NFU chief science and regulatory affairs adviser Dr Helen Ferrier said: “This is a very exciting trial and we are glad to see positive results as a step towards sustainable production of a particularly valuable feed crop given the nutritional importance of eating fish.
“The research shows a potentially highly productive relationship between agriculture and aquaculture in the future to ensure there is a sustainable source of fish. It also shows the potential for direct consumer, societal and environmental benefit from biotechnology.
“British farmers are natural innovators and are very interested in new crops.
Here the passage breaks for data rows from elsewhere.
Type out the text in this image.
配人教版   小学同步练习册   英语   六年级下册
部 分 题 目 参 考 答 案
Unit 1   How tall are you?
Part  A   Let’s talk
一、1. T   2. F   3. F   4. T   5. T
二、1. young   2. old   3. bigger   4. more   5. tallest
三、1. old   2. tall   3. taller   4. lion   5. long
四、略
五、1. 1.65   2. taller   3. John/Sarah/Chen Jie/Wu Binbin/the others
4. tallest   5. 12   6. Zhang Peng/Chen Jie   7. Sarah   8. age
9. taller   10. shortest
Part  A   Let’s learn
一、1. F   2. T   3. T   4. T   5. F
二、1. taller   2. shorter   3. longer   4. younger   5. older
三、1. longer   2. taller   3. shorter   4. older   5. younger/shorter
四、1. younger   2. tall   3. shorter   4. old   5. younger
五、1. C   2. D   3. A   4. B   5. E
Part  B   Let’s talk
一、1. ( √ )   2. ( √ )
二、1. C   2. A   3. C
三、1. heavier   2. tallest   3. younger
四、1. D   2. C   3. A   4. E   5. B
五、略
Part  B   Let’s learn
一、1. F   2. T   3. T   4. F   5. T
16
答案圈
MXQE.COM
They should be able to take the opportunity of new markets and innovations, to be part of a competitive and vibrant sector of the UK economy.
“New technologies are key to addressing global food security challenges and plant genetics can unlock some seriously valuable solutions.”
The field trial and associated laboratory analyses are being funded by the government-supported Biotechnology and Biological Sciences Research Council. The trial is due to run every spring/summer at Rothamsted until 2017.
The research was reported in the journal Metabolic Engineering Communications.